Based on stipulated facts, the trial court convicted Loran of one count of unlawful possession of a 

controlled substance (methadone). Loran appeals.

                                          ANALYSIS

       The Juvenile Justice Act of 1977 -- deferred disposition statute -- provides:

              The adjudicatory hearing shall be limited to a reading of the court's record.
              (4) Following the stipulation, acknowledgment, waiver, and entry of a 
       finding or plea of guilt, the court shall defer entry of an order of disposition of the 
       juvenile.
              (5) Any juvenile granted a deferral of disposition under this section shall 
       be placed under community supervision.  The court may impose any conditions of 
       supervision that it deems appropriate including posting a probation bond.

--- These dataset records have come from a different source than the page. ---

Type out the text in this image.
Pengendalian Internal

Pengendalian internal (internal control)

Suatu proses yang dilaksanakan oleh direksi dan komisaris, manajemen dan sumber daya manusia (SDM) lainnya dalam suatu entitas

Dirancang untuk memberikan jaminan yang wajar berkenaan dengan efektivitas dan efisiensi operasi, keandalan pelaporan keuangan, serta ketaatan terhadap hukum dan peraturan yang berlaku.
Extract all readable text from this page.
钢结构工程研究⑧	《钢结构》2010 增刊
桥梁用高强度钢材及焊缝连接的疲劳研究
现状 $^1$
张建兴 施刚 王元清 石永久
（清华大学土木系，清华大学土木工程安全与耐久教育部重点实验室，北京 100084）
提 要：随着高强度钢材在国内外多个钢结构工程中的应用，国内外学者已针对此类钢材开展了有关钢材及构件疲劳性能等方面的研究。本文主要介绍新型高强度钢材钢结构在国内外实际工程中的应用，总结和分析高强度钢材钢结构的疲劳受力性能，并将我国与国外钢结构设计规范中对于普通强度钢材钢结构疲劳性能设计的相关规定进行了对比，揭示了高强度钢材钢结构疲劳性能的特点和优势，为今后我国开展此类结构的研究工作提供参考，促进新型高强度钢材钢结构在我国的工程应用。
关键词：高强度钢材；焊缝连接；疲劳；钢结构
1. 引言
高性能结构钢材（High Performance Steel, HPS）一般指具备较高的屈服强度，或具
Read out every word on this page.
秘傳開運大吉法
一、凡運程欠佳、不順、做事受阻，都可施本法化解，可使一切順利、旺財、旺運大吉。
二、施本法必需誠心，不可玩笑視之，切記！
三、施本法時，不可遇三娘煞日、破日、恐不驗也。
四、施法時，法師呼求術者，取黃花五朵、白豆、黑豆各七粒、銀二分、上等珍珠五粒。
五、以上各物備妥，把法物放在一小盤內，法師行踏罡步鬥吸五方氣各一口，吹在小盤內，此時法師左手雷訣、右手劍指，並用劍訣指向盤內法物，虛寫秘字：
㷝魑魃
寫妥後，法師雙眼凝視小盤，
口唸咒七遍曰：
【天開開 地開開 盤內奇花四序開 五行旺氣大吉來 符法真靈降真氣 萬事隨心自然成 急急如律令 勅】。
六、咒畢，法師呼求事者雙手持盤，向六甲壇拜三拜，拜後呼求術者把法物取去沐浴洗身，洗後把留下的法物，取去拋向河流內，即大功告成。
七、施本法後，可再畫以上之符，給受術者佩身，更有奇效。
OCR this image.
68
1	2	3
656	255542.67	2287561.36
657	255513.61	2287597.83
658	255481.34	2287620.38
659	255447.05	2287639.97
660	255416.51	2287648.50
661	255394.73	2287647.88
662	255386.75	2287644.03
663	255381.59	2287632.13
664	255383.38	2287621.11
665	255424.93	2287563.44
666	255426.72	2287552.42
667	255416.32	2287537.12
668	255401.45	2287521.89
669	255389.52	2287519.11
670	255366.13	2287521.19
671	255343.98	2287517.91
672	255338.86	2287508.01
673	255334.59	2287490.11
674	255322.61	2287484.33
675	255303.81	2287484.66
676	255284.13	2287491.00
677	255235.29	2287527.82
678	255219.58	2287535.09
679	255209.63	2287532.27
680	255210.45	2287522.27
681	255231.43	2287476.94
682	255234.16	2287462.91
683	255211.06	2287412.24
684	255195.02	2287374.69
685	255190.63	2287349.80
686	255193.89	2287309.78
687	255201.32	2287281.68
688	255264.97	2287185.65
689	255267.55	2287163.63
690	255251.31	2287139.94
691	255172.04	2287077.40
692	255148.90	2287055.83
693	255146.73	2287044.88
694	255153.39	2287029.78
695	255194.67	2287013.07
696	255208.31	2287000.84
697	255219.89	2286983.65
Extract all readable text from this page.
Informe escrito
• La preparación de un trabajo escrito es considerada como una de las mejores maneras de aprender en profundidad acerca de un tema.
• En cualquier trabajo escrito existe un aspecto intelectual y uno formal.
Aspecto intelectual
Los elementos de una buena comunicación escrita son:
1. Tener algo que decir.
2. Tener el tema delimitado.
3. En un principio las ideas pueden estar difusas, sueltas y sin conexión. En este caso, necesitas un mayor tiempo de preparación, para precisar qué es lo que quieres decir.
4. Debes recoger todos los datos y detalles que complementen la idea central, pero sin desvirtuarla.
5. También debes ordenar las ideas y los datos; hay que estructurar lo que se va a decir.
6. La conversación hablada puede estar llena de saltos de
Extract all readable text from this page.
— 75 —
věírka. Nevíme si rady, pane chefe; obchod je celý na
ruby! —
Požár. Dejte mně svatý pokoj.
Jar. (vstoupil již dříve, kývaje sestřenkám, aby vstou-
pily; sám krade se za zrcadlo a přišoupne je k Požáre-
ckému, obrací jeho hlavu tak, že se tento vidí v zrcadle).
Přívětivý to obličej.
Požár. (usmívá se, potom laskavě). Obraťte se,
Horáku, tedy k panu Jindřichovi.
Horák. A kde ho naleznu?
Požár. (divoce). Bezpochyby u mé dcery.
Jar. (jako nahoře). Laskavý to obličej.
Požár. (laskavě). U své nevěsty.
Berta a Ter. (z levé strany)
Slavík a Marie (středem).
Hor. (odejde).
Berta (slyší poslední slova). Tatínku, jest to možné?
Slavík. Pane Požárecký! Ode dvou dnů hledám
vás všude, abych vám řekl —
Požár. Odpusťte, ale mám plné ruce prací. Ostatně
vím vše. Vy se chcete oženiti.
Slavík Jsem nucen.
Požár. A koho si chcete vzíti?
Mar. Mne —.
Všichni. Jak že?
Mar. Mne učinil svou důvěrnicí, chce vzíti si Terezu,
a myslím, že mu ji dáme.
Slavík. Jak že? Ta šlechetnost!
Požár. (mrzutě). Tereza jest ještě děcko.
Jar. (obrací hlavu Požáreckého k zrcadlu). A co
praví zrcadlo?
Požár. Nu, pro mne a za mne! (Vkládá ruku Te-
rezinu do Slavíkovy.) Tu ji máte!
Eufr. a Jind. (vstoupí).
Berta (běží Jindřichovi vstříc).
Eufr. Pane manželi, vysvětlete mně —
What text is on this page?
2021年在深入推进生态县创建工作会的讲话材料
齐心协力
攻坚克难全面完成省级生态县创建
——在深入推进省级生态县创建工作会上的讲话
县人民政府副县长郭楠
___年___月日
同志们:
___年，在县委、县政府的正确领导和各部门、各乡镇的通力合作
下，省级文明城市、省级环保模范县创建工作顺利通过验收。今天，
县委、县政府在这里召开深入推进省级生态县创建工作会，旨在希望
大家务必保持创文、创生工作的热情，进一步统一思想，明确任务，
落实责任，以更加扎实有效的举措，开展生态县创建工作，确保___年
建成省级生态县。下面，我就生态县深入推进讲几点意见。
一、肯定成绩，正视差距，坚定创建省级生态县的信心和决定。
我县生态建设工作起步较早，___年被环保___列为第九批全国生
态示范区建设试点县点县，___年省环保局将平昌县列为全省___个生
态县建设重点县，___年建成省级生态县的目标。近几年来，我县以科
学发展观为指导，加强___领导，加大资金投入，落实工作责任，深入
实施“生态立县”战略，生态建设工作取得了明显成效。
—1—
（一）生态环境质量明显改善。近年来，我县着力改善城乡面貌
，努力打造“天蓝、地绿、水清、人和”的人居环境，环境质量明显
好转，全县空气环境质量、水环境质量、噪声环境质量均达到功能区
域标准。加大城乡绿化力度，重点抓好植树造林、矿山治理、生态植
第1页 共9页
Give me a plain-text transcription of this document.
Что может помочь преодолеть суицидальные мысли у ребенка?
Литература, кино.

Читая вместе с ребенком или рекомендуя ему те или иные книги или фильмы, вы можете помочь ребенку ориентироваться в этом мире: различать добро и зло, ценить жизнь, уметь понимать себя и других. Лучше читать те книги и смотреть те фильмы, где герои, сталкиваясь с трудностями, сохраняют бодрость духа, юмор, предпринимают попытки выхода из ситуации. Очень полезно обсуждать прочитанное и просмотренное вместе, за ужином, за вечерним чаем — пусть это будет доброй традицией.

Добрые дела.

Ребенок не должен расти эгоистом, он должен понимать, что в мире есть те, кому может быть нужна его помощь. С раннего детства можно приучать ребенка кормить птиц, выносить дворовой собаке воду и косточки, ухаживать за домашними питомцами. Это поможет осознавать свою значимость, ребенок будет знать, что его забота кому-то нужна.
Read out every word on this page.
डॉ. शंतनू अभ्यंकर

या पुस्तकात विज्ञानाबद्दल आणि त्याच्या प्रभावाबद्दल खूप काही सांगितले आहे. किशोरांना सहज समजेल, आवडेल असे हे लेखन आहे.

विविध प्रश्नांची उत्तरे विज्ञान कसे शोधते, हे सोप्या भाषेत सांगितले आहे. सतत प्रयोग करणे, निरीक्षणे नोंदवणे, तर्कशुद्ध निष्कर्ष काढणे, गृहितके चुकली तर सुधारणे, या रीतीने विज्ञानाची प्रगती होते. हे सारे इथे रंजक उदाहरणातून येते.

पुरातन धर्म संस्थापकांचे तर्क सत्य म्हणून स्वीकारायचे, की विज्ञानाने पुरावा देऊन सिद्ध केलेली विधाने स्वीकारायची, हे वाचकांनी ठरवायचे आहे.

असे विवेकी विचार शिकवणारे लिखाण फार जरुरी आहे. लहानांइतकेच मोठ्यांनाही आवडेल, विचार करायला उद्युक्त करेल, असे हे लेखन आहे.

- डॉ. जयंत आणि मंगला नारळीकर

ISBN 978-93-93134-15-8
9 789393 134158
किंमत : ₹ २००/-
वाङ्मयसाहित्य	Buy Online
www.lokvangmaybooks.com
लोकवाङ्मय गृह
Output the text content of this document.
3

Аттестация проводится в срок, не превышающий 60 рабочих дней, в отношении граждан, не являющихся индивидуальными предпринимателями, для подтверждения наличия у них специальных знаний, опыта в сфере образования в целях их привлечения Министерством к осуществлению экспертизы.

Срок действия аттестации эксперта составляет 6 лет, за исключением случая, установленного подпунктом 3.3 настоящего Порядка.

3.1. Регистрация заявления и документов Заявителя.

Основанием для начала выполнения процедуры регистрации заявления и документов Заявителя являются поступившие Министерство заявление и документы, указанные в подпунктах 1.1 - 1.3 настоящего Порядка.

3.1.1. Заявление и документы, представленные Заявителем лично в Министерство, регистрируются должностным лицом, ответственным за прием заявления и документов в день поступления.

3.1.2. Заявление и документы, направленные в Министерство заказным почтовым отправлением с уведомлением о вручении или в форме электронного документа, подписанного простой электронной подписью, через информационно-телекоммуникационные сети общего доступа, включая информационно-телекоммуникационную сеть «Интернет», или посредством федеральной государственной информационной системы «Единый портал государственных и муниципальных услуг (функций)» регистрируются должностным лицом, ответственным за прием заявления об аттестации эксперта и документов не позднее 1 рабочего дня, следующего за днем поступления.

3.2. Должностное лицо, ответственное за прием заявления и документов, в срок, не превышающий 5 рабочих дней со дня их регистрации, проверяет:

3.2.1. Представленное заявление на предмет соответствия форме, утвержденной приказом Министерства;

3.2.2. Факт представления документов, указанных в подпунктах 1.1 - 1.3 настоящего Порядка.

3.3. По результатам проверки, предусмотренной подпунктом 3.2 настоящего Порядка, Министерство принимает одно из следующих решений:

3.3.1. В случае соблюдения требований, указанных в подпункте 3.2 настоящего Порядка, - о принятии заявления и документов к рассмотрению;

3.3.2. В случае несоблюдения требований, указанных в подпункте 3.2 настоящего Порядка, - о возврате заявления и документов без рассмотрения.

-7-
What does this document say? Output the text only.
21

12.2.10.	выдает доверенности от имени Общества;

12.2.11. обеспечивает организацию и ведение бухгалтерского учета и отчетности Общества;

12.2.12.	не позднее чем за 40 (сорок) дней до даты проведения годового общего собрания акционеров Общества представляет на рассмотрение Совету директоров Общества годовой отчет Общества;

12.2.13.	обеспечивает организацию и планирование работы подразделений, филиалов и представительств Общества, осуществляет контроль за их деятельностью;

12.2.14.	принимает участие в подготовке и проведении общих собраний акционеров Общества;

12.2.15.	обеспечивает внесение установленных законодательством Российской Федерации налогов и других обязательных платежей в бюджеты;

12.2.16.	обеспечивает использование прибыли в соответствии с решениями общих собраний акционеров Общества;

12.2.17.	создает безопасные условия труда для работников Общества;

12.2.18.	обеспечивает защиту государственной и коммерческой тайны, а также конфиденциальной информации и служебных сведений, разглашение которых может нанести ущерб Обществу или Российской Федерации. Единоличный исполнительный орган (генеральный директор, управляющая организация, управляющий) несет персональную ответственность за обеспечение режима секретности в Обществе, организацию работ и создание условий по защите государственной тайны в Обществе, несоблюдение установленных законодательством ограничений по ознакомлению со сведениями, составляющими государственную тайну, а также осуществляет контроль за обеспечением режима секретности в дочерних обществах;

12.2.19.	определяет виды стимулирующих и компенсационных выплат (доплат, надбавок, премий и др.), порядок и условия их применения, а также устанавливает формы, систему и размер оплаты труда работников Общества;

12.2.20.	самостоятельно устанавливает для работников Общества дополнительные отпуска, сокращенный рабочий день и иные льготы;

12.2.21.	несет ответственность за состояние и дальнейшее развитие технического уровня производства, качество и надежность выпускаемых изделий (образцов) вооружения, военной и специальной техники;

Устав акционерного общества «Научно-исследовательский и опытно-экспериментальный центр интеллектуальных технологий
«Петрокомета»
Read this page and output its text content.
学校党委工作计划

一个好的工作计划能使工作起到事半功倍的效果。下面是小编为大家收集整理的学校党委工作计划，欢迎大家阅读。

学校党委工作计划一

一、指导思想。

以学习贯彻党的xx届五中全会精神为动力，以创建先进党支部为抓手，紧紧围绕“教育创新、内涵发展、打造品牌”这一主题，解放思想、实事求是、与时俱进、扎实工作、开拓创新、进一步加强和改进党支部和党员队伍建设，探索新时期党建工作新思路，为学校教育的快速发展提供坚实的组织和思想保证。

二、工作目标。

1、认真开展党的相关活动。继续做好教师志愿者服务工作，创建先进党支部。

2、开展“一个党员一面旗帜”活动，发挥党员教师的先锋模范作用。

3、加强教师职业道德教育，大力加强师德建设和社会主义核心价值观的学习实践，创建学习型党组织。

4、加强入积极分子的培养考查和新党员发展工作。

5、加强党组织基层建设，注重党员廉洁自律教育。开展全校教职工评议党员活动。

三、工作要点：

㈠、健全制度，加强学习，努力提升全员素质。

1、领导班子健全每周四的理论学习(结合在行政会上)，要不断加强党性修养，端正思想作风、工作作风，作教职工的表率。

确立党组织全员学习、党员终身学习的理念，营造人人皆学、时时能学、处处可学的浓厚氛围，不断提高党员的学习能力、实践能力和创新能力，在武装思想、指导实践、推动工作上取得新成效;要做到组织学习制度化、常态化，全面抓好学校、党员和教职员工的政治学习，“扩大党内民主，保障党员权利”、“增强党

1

RCW 13.40.127 (emphasis added).

       Loran appeals her unlawful possession of a controlled substance conviction, arguing that 

(1) the probationer warrant exception is inapplicable to her deferred disposition status and (2) the 

State lacked probable cause to search her home.  The State's claim is that the warrantless search 

was valid because Loran's deferred disposition status confers a diminished privacy expectation 

while on community supervision.  We find it fatal to the State's claim, however, that the order

here  failed to place  Loran on  "community supervision" or  any  other form of supervision as 

required by RCW 13.40.127(5)   Thus, we do not reach the question of whether Loran had a

diminished privacy right in her home as a result of the deferred disposition.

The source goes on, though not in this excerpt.